West Windsor, N.J. - If you measure it in cups of slime, students from Mercer County Community College have distributed ingredients to make the gooey stuff to approximately 7,000 elementary school students in 34 schools over the past 12 years.

Each year, Mercer science students, accompanied by MCCC faculty and several students and faculty members from Rider University, fan out across the county to share the joys of chemistry during National Chemistry Week, which was held Oct. 19-23. This year, students from The College of New Jersey joined in the effort. The event receives funding from the American Chemical Society (ACS)'s Trenton Section.

Coordinating the popular program is Helen Tanzini, MCCC associate professor of chemistry, who is committed to the idea that exposing young children to the marvels of science plants a seed that may one day grow into a career choice. "We want youngsters to be filled with a sense of wonder about science. They consistently react with amazement and delight - and lots of 'wows.'" Tanzini says.

This year, a merry band of students, equipped with large plastic bins of supplies, presented their experiments to 740 youngsters at six schools - Rogers Elementary School in Hightstown, Greenwood Elementary in Hamilton, Langtree Elementary in Hamilton, John Witherspoon School in Princeton, Roosevelt Elementary School in Roosevelt, and Dutch Neck School in West Windsor. Notes Dutch Neck third grade teacher Marty Hobaugh, "I have been teaching here for ten years. I look forward to this visit every year. It's a great program."

This year's experiments focused on chromatography, a separation technique using a coffee filter, water and soluble markers; a color-changing acidity experiment that explains how Milk of Magnesia neutralizes acid in the stomach; a "snow-making" demonstration, using sodium polyacrylate and water; and a "What happened to the water?" experiment, in which sodium polyacrylate absorbs all the water in a cup, turning it immediately to slush.

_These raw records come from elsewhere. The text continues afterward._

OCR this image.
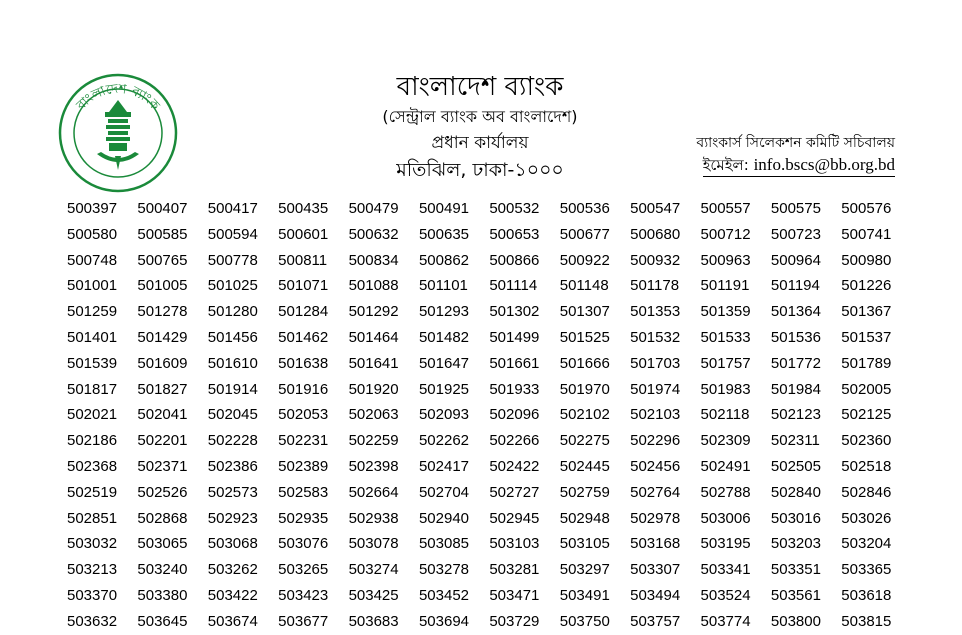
বাংলাদেশ ব্যাংক
বাংলাদেশ ব্যাংক
(সেন্ট্রাল ব্যাংক অব বাংলাদেশ)
প্রধান কার্যালয়
মতিঝিল, ঢাকা-১০০০
ব্যাংকার্স সিলেকশন কমিটি সচিবালয়
ইমেইল: info.bscs@bb.org.bd
500397	500407	500417	500435	500479	500491	500532	500536	500547	500557	500575	500576
500580	500585	500594	500601	500632	500635	500653	500677	500680	500712	500723	500741
500748	500765	500778	500811	500834	500862	500866	500922	500932	500963	500964	500980
501001	501005	501025	501071	501088	501101	501114	501148	501178	501191	501194	501226
501259	501278	501280	501284	501292	501293	501302	501307	501353	501359	501364	501367
501401	501429	501456	501462	501464	501482	501499	501525	501532	501533	501536	501537
501539	501609	501610	501638	501641	501647	501661	501666	501703	501757	501772	501789
501817	501827	501914	501916	501920	501925	501933	501970	501974	501983	501984	502005
502021	502041	502045	502053	502063	502093	502096	502102	502103	502118	502123	502125
502186	502201	502228	502231	502259	502262	502266	502275	502296	502309	502311	502360
502368	502371	502386	502389	502398	502417	502422	502445	502456	502491	502505	502518
502519	502526	502573	502583	502664	502704	502727	502759	502764	502788	502840	502846
502851	502868	502923	502935	502938	502940	502945	502948	502978	503006	503016	503026
503032	503065	503068	503076	503078	503085	503103	503105	503168	503195	503203	503204
503213	503240	503262	503265	503274	503278	503281	503297	503307	503341	503351	503365
503370	503380	503422	503423	503425	503452	503471	503491	503494	503524	503561	503618
503632	503645	503674	503677	503683	503694	503729	503750	503757	503774	503800	503815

Each 30-minute presentation ends with the grand finale, where the children are given the ingredients to whip up their very own batch of slime, using polyvinyl-alcohol (PVA) mixed with detergent and glitter. Explains Tanzini, "The liquid is transformed into slime when the two liquids link in a polymer chain. The glitter stays mixed in the polymer and is difficult to remove." She tells the children that the slime acts much like the mucus in our noses, made of a polymer of protein and sugar. The mucus traps germs, pollen and mold spores before they enter our bodies, just like the slime traps the glitter. "When we explain concepts simply and relate them to everyday applications, we see light bulbs going off for the kids," Tanzini says.

In addition to Tanzini, science professors who participated in the NCW visits included: MCCC's Carlo Alfare, Linda Falkow, Diane Hilker, Lisa Meseroll, MaryAnn Norcross, Ron Russell, and Ron Smith, as well as TCNJ faculty members Joanne Billmers, Michele Bunagan, and Mirela Krichten and Bruce Burnham from Rider. Twenty-eight college students participated in the project in total, including those who helped with set-up and clean-up.

The American Chemical Society, the organization that makes the program possible, includes in its mission the promotion of science education for young people. This year, the ACS has been selected as MCCC's "Partner in Learning" and will receive an award for its efforts at the college's upcoming "Report to the Community" Open House on Nov. 12, 4:30 to 7 p.m. The event is open to the public.

On a visit to Dutch Neck School: from left, MCCC faculty Helen Tanzini, Linda Falkow, MaryAnn Norcross, students James Hodges and Adrie Kornasiewicz, instructor Ron Russell, and students Erica Grabell,Shraddha Desai, Afefa Butt, and Scott Pecaric.
In a third grade classroom, from left, Erica Grabell, James Hodges, Scott Pecaric and faculty member Helen Tanzini.
Another class of third graders led by MCCC instructor MaryAnn Norcross, far right, with MCCC students Shraddha Desai, left, and Adrie Kornasiewicz.
Homemade slime -- always a hit!
Students enjoy the feel of "fake snow."